Dua Kecamatan Bermasalah, Dana PNMP Pedesaan Dihentikan

 135 total views,  2 views today

pnpm

BANYUASIN – Bak pepatah, orang makan nangkanya, kita kena getahnya. Mungkin pepatah ini, tepat untuk dialamatkan kepada desa-desa di Kabupaten Banyuasin yang sampai saat ini belum menerima kucuran dana PNPM Pedesaan.
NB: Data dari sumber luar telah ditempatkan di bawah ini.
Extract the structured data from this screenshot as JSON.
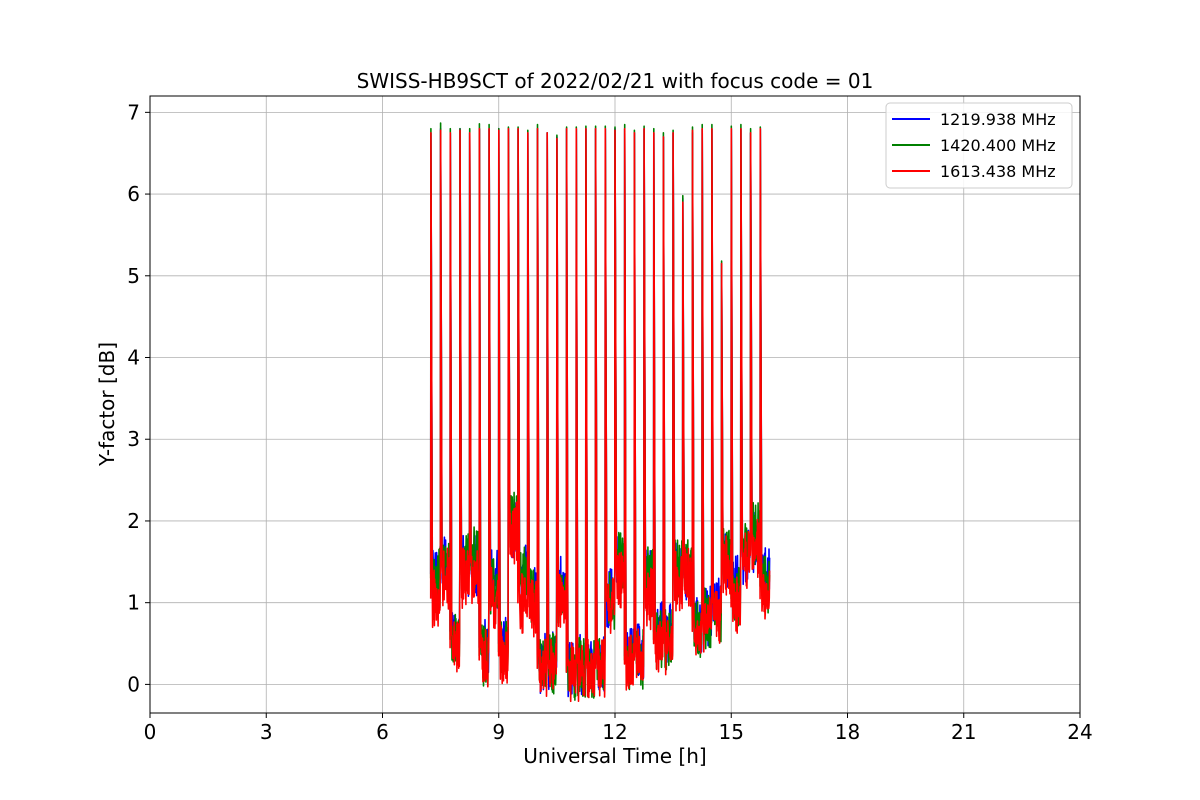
{
  "chart_data": {
    "type": "line",
    "title": "SWISS-HB9SCT of 2022/02/21 with focus code = 01",
    "xlabel": "Universal Time [h]",
    "ylabel": "Y-factor [dB]",
    "xlim": [
      0,
      24
    ],
    "ylim": [
      -0.35,
      7.2
    ],
    "xticks": [
      0,
      3,
      6,
      9,
      12,
      15,
      18,
      21,
      24
    ],
    "yticks": [
      0,
      1,
      2,
      3,
      4,
      5,
      6,
      7
    ],
    "grid": true,
    "legend_position": "top-right",
    "peak_times_h": [
      7.25,
      7.5,
      7.75,
      8.0,
      8.25,
      8.5,
      8.75,
      9.0,
      9.25,
      9.5,
      9.75,
      10.0,
      10.25,
      10.5,
      10.75,
      11.0,
      11.25,
      11.5,
      11.75,
      12.0,
      12.25,
      12.5,
      12.75,
      13.0,
      13.25,
      13.5,
      13.75,
      14.0,
      14.25,
      14.5,
      14.75,
      15.0,
      15.25,
      15.5,
      15.75
    ],
    "series": [
      {
        "name": "1219.938 MHz",
        "color": "#0000ff",
        "segments": [
          [
            7.25,
            1.35
          ],
          [
            7.5,
            1.45
          ],
          [
            7.75,
            0.65
          ],
          [
            8.0,
            1.45
          ],
          [
            8.25,
            1.45
          ],
          [
            8.5,
            0.45
          ],
          [
            8.75,
            1.3
          ],
          [
            9.0,
            0.5
          ],
          [
            9.25,
            1.9
          ],
          [
            9.5,
            1.35
          ],
          [
            9.75,
            1.15
          ],
          [
            10.0,
            0.25
          ],
          [
            10.25,
            0.3
          ],
          [
            10.5,
            1.2
          ],
          [
            10.75,
            0.2
          ],
          [
            11.0,
            0.25
          ],
          [
            11.25,
            0.25
          ],
          [
            11.5,
            0.3
          ],
          [
            11.75,
            1.05
          ],
          [
            12.0,
            1.45
          ],
          [
            12.25,
            0.35
          ],
          [
            12.5,
            0.4
          ],
          [
            12.75,
            1.3
          ],
          [
            13.0,
            0.65
          ],
          [
            13.25,
            0.65
          ],
          [
            13.5,
            1.4
          ],
          [
            13.75,
            1.35
          ],
          [
            14.0,
            0.75
          ],
          [
            14.25,
            0.85
          ],
          [
            14.5,
            0.95
          ],
          [
            14.75,
            1.5
          ],
          [
            15.0,
            1.2
          ],
          [
            15.25,
            1.6
          ],
          [
            15.5,
            1.75
          ],
          [
            15.75,
            1.3
          ]
        ],
        "peaks": [
          6.75,
          6.8,
          6.75,
          6.8,
          6.75,
          6.8,
          6.8,
          6.8,
          6.8,
          6.8,
          6.75,
          6.8,
          6.75,
          6.7,
          6.8,
          6.8,
          6.8,
          6.8,
          6.8,
          6.8,
          6.8,
          6.75,
          6.8,
          6.75,
          6.7,
          6.75,
          5.95,
          6.75,
          6.8,
          6.8,
          5.15,
          6.8,
          6.8,
          6.75,
          6.8
        ]
      },
      {
        "name": "1420.400 MHz",
        "color": "#008000",
        "segments": [
          [
            7.25,
            1.3
          ],
          [
            7.5,
            1.5
          ],
          [
            7.75,
            0.55
          ],
          [
            8.0,
            1.5
          ],
          [
            8.25,
            1.55
          ],
          [
            8.5,
            0.35
          ],
          [
            8.75,
            1.2
          ],
          [
            9.0,
            0.4
          ],
          [
            9.25,
            2.0
          ],
          [
            9.5,
            1.3
          ],
          [
            9.75,
            1.1
          ],
          [
            10.0,
            0.2
          ],
          [
            10.25,
            0.25
          ],
          [
            10.5,
            1.1
          ],
          [
            10.75,
            0.15
          ],
          [
            11.0,
            0.2
          ],
          [
            11.25,
            0.2
          ],
          [
            11.5,
            0.25
          ],
          [
            11.75,
            1.05
          ],
          [
            12.0,
            1.5
          ],
          [
            12.25,
            0.3
          ],
          [
            12.5,
            0.3
          ],
          [
            12.75,
            1.3
          ],
          [
            13.0,
            0.55
          ],
          [
            13.25,
            0.55
          ],
          [
            13.5,
            1.45
          ],
          [
            13.75,
            1.5
          ],
          [
            14.0,
            0.7
          ],
          [
            14.25,
            0.8
          ],
          [
            14.5,
            0.9
          ],
          [
            14.75,
            1.6
          ],
          [
            15.0,
            1.05
          ],
          [
            15.25,
            1.7
          ],
          [
            15.5,
            1.85
          ],
          [
            15.75,
            1.2
          ]
        ],
        "peaks": [
          6.8,
          6.87,
          6.8,
          6.8,
          6.8,
          6.86,
          6.85,
          6.8,
          6.82,
          6.82,
          6.78,
          6.85,
          6.75,
          6.72,
          6.82,
          6.82,
          6.83,
          6.83,
          6.83,
          6.82,
          6.85,
          6.78,
          6.83,
          6.8,
          6.75,
          6.78,
          5.98,
          6.82,
          6.85,
          6.85,
          5.18,
          6.83,
          6.85,
          6.8,
          6.82
        ]
      },
      {
        "name": "1613.438 MHz",
        "color": "#ff0000",
        "segments": [
          [
            7.25,
            1.05
          ],
          [
            7.5,
            1.3
          ],
          [
            7.75,
            0.45
          ],
          [
            8.0,
            1.3
          ],
          [
            8.25,
            1.35
          ],
          [
            8.5,
            0.3
          ],
          [
            8.75,
            1.05
          ],
          [
            9.0,
            0.35
          ],
          [
            9.25,
            1.85
          ],
          [
            9.5,
            1.0
          ],
          [
            9.75,
            0.95
          ],
          [
            10.0,
            0.2
          ],
          [
            10.25,
            0.2
          ],
          [
            10.5,
            1.0
          ],
          [
            10.75,
            0.15
          ],
          [
            11.0,
            0.15
          ],
          [
            11.25,
            0.2
          ],
          [
            11.5,
            0.2
          ],
          [
            11.75,
            0.95
          ],
          [
            12.0,
            1.3
          ],
          [
            12.25,
            0.25
          ],
          [
            12.5,
            0.3
          ],
          [
            12.75,
            1.05
          ],
          [
            13.0,
            0.5
          ],
          [
            13.25,
            0.5
          ],
          [
            13.5,
            1.25
          ],
          [
            13.75,
            1.3
          ],
          [
            14.0,
            0.65
          ],
          [
            14.25,
            0.75
          ],
          [
            14.5,
            0.85
          ],
          [
            14.75,
            1.45
          ],
          [
            15.0,
            0.95
          ],
          [
            15.25,
            1.55
          ],
          [
            15.5,
            1.65
          ],
          [
            15.75,
            1.05
          ]
        ],
        "peaks": [
          6.75,
          6.78,
          6.75,
          6.78,
          6.75,
          6.8,
          6.8,
          6.78,
          6.8,
          6.8,
          6.75,
          6.8,
          6.75,
          6.68,
          6.8,
          6.8,
          6.8,
          6.8,
          6.8,
          6.78,
          6.8,
          6.75,
          6.8,
          6.75,
          6.7,
          6.75,
          5.9,
          6.78,
          6.8,
          6.8,
          5.15,
          6.8,
          6.8,
          6.75,
          6.8
        ]
      }
    ]
  }
}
Pasalnya gara-gara ada salah satu desa dalam suatu kecamatan, belum menyerahkan laporan PNPM tahap pertama maka seluruh desa di kecamatan tersebut juga terancam tidak akan dapat dana PNPM tahap kedua.

“Ada 13 kecamatan di Banyuasin, yang sampai saat ini belum menerima dana PNPN Pedesaan tahap dua. Kalau dikatakan telat tidak, namun tepatnya belum dicairkan karena masih ada permasalahan pada laporan tahap pertama,” kata Kabid Pemberdayaan, BPMD Kabupaten Banyuasin, Miswa melalui Kasi Pemberdayaan, Sofiyudin Husni ketika dibincangi, Jumat (19/9).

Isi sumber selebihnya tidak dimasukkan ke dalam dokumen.